The proposal, recommended by the then State Chief Wildlife Warden with 17 riders/conditions, was cleared at a July 18 meeting of the standing committee of NBWL. The meeting was chaired by Minister for Environment, Forest and Climate Change Prakash Javadekar
Boost to monitoring capability
The radar system in the project is aimed at keeping an eye on aerial movements inside Pakistan-occupied Kashmir, and on attempts to cross the Line of Control. The defence forces lack such monitoring capability in this area. The proposal to construct this radar facility has been a long-pending request from the armed forces that finally started moving last year.
Jammu and Kashmir Chief Wildlife Warden Suresh Kumar Gupta said that the proposal will be submitted for forest clearance once the wildlife clearance is formally received from NBWL. He added that environment clearance is not needed for all projects, and whether such clearance would be required for the project in question would be known after the forest clearance process.
The proposed project in J&K includes installation of air defence and weaponry along with helipad construction. “Only radar system would be set up in the sanctuary area and all other basic infrastructure will be outside the wildlife area,” Gupta said.
“NBWL clears proposals of national interest with conditions,” said Gupta. “There are things which are in public interest, such as roads that pass through sanctuaries, and NBWL takes a call on such things.”

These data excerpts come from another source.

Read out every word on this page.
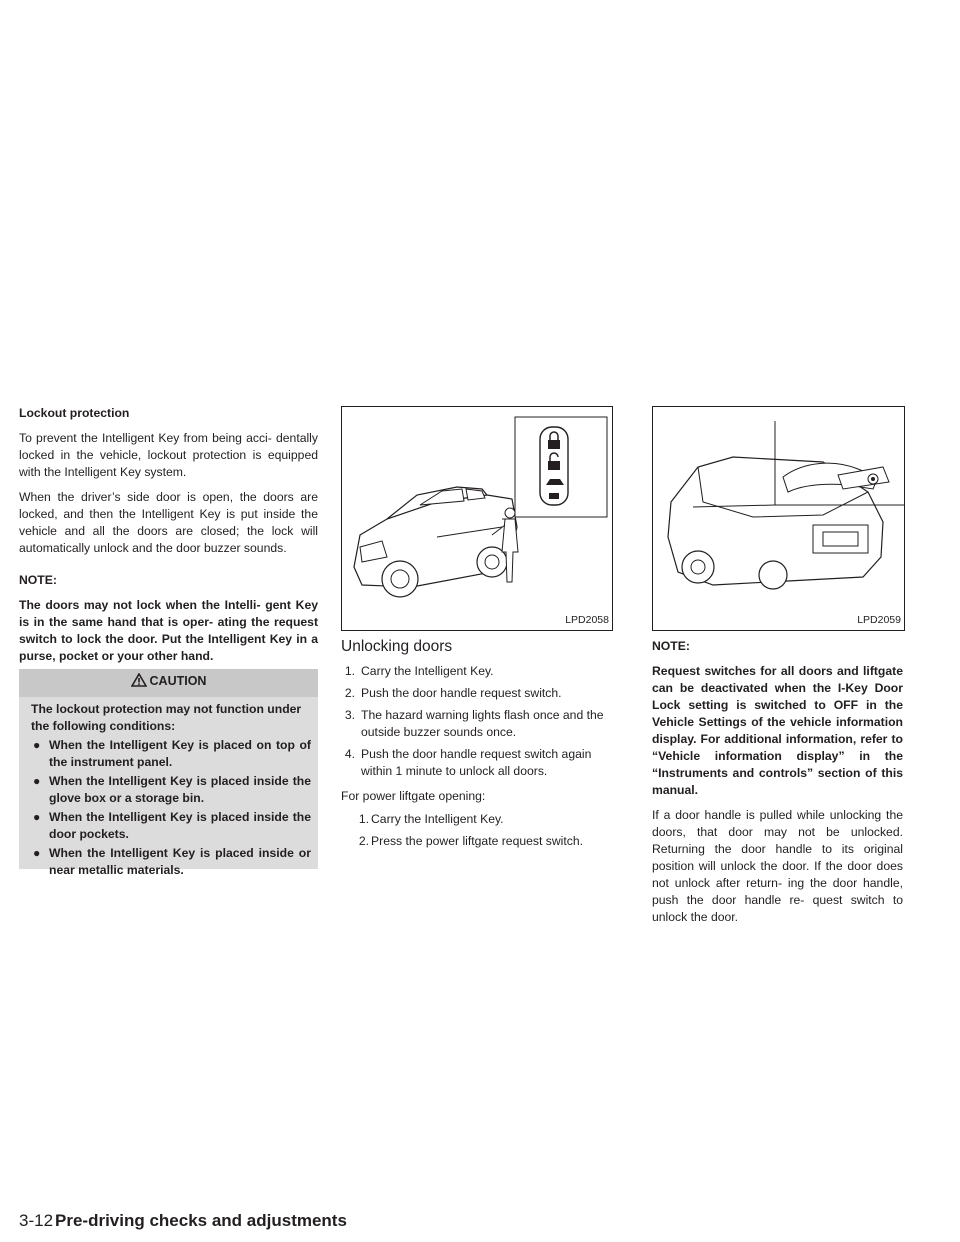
Lockout protection

To prevent the Intelligent Key from being acci- dentally locked in the vehicle, lockout protection is equipped with the Intelligent Key system.

When the driver’s side door is open, the doors are locked, and then the Intelligent Key is put inside the vehicle and all the doors are closed; the lock will automatically unlock and the door buzzer sounds.

NOTE:

The doors may not lock when the Intelli- gent Key is in the same hand that is oper- ating the request switch to lock the door. Put the Intelligent Key in a purse, pocket or your other hand.

CAUTION
The lockout protection may not function under the following conditions:
● When the Intelligent Key is placed on top of the instrument panel.
● When the Intelligent Key is placed inside the glove box or a storage bin.
● When the Intelligent Key is placed inside the door pockets.
● When the Intelligent Key is placed inside or near metallic materials.
LPD2058	LPD2059
Unlocking doors
1. Carry the Intelligent Key.
2. Push the door handle request switch.
3. The hazard warning lights flash once and the outside buzzer sounds once.
4. Push the door handle request switch again within 1 minute to unlock all doors.
For power liftgate opening:
1. Carry the Intelligent Key.
2. Press the power liftgate request switch.
NOTE:

Request switches for all doors and liftgate can be deactivated when the I-Key Door Lock setting is switched to OFF in the Vehicle Settings of the vehicle information display. For additional information, refer to “Vehicle information display” in the “Instruments and controls” section of this manual.

If a door handle is pulled while unlocking the doors, that door may not be unlocked. Returning the door handle to its original position will unlock the door. If the door does not unlock after return- ing the door handle, push the door handle re- quest switch to unlock the door.

3-12 Pre-driving checks and adjustments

According to the website of the J&K Wildlife Protection Department, “To ensure survival of highly endangered Musk Deer (Moschus Crysogater), Gulmarg Wildlife Sanctuary was upgraded from Man and Bio-sphere Reserve in the year 1987. The area is one of the best world renowned tourist destinations for its famous meadows, rocky cliffs, dense birch forests and a home for bird watchers.” The website says the sanctuary has rich flora and fauna bio-diversity with variegated species like musk deer, common leopard, barking deer, Asiatic black bear, Himalayan black bear, Indian wolf, snow cock, chakoor.
In the proposal to the NWBL, the then State Chief Wildlife Warden recommended that the proprietary and legal status of the protected area shall remain unchanged, NPV (Net Present Value) shall be charged in accordance with Supreme Court orders, the user agency shall pay 5 per cent of the estimated cost of the project to the J&K Wildlife Protection Department for conservation and preservation of wildlife and habitat, among other conditions.
The standing committee decided to recommend the proposal subject to the condition that “the project proponent will comply with all the conditions imposed by the State Chief Wildlife Warden”.
It also directed that “a wildlife conservation plan should be prepared by the Chief Wildlife Warden and implemented in cooperation with Army authorities to mitigate the impact of the project, the annual compliance certificate on the stipulated conditions should be submitted by the project proponent to the State Chief Wildlife Warden and an annual compliance certificate shall be submitted by the State Chief Wildlife Warden to Government of India.